RC (Read Continuous) bit

0      A read continuous (RC) bit set to zero specifies that error recovery operations that cause delays are acceptable during the data transfer. Data shall not be fabricated.

1      An RC bit set to one specifies the device server shall transfer the entire requested length of data without adding  delays to perform error recovery procedures. This implies that the device server may send data that is erroneous or  fabricated in order to maintain a continuous flow of data. The device server shall assign priority to the RC bit over  conflicting bits within this byte.

Note.      Fabricated data may be data already in a buffer or any other vendor-specific data. The RC bit may

be used in image processing, audio, or video applications.

EER (Enable Early Recovery) bit

1      An enable early recovery (EER) bit set to one specifies that the device server shall use the most expedient form of  error recovery first.

  0      An EER bit set to zero specifies that the device server shall use an error recovery procedure that minimizes the risk of error mis-detection or mis-correction. This bit only applies to data error recovery and it does not affect positioning  retries.

Note.      An EER bit set to one may imply an increase in the probability of error mis-detection or mis-correction. An EER bit set to zero allows the specified retry limit to be exhausted prior to using error correction codes.

PER (Post Error) bit

1      A post error (PER) bit set to one specifies that if a recovered read error occurs during a command performing a read  or write operation, then the device server shall terminate the command with CHECK CONDITION status with the sense key set to RECOVERED ERROR. If the DTE bit is set to one, then the PER bit shall be set to one

0      A PER bit set to zero specifies that if a recovered read error occurs during a command performing a read or write operation, then the device server shall perform error recovery procedures within the limits established by the error  recovery parameters and only terminate the command with CHECK CONDITION status if the error becomes uncorrectable based on the established limits.

DTE (Data Terminate On Error) bit

1      A data terminate on error (DTE) bit set to one specifies that the device server shall terminate the data-in or data-out buffer transfer upon detection of a recovered error.

0      A DTE bit set to zero specifies that the device server shall not terminate the data-in or data-out buffer transfer upon detection of a recovered error.

DCR (Disable Correction) bit

1     A disable correction (DCR) bit set to one specifies that ECC shall not be used for data error recovery.

0     A DCR bit set to zero allows the use of ECC for data error recovery. If the EER bit is set to one, the DCR bit shall be  set to zero.

The combinations of the error recovery bits (i.e., the EER bit, the PER bit, the DTE bit, and the DCR bit) are

explained in the tables below.

Recommended Settings

To allow the drive to try everything at its disposal to read all the data that it can we recommend the following settings:

TB = 1, RC = 0, EER = 0, PER = 0, DTE = 0, DCR = 0

Set the Read Retry Count and the Recovery Time to the highest number the drive allows.

 

 

Copying data from the problem drive

We will use the STB Suite Original Mode Media Duplication function to copy data from the problem drive onto a new drive.

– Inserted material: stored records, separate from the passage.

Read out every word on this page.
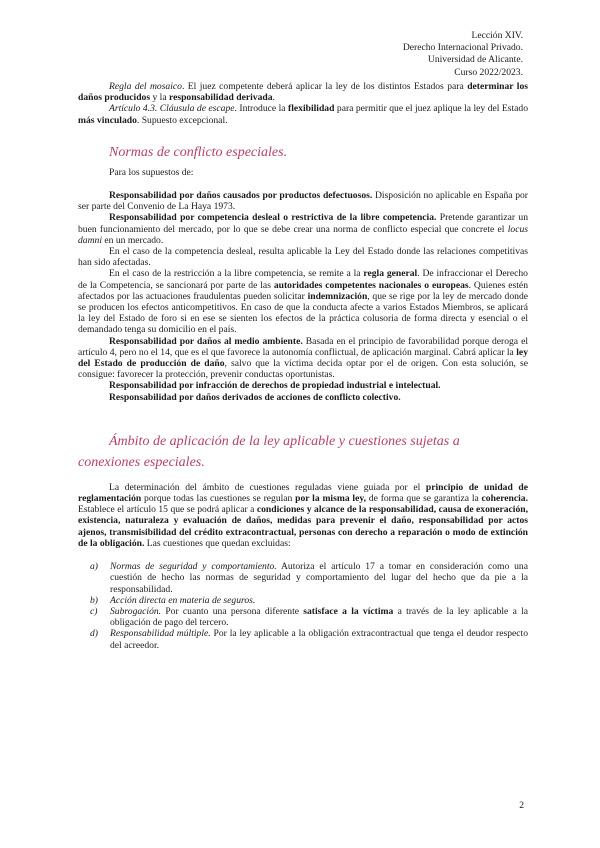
Lección XIV.
Derecho Internacional Privado.
Universidad de Alicante.
Curso 2022/2023.

Regla del mosaico. El juez competente deberá aplicar la ley de los distintos Estados para determinar los daños producidos y la responsabilidad derivada.

Artículo 4.3. Cláusula de escape. Introduce la flexibilidad para permitir que el juez aplique la ley del Estado más vinculado. Supuesto excepcional.

Normas de conflicto especiales.

Para los supuestos de:

Responsabilidad por daños causados por productos defectuosos. Disposición no aplicable en España por ser parte del Convenio de La Haya 1973.

Responsabilidad por competencia desleal o restrictiva de la libre competencia. Pretende garantizar un buen funcionamiento del mercado, por lo que se debe crear una norma de conflicto especial que concrete el locus damni en un mercado.

En el caso de la competencia desleal, resulta aplicable la Ley del Estado donde las relaciones competitivas han sido afectadas.

En el caso de la restricción a la libre competencia, se remite a la regla general. De infraccionar el Derecho de la Competencia, se sancionará por parte de las autoridades competentes nacionales o europeas. Quienes estén afectados por las actuaciones fraudulentas pueden solicitar indemnización, que se rige por la ley de mercado donde se producen los efectos anticompetitivos. En caso de que la conducta afecte a varios Estados Miembros, se aplicará la ley del Estado de foro si en ese se sienten los efectos de la práctica colusoria de forma directa y esencial o el demandado tenga su domicilio en el país.

Responsabilidad por daños al medio ambiente. Basada en el principio de favorabilidad porque deroga el artículo 4, pero no el 14, que es el que favorece la autonomía conflictual, de aplicación marginal. Cabrá aplicar la ley del Estado de producción de daño, salvo que la víctima decida optar por el de origen. Con esta solución, se consigue: favorecer la protección, prevenir conductas oportunistas.

Responsabilidad por infracción de derechos de propiedad industrial e intelectual.

Responsabilidad por daños derivados de acciones de conflicto colectivo.

Ámbito de aplicación de la ley aplicable y cuestiones sujetas a
conexiones especiales.

La determinación del ámbito de cuestiones reguladas viene guiada por el principio de unidad de reglamentación porque todas las cuestiones se regulan por la misma ley, de forma que se garantiza la coherencia. Establece el artículo 15 que se podrá aplicar a condiciones y alcance de la responsabilidad, causa de exoneración, existencia, naturaleza y evaluación de daños, medidas para prevenir el daño, responsabilidad por actos ajenos, transmisibilidad del crédito extracontractual, personas con derecho a reparación o modo de extinción de la obligación. Las cuestiones que quedan excluidas:

a) Normas de seguridad y comportamiento. Autoriza el artículo 17 a tomar en consideración como una cuestión de hecho las normas de seguridad y comportamiento del lugar del hecho que da pie a la responsabilidad.
b) Acción directa en materia de seguros.
c) Subrogación. Por cuanto una persona diferente satisface a la víctima a través de la ley aplicable a la obligación de pago del tercero.
d) Responsabilidad múltiple. Por la ley aplicable a la obligación extracontractual que tenga el deudor respecto del acreedor.
2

This function is accessed via the Original Mode Disk->Media Duplication menu choice


The most important setting for this function is the Ignore Errors check box. Checking this box will allow the duplication process to continue if there are any errors.

The Start and End Block fields allow you to specify a block range to copy, the default (End Block = -1) defines the copy to start at the first block and continue through to the last block on the source (problem) drive.

Use the drop-down button to select your source drive. This will be the problem drive that you are trying to recover data from. Then select one or more destination drives from the Destination Devices field.

When using the Media Duplication function for data recovery it is usually not useful to do checksum verification.

Start the copy process by clicking the Start Copy button, watch the progress in the Copy Progress fields, keep your fingers crossed and hope for the best!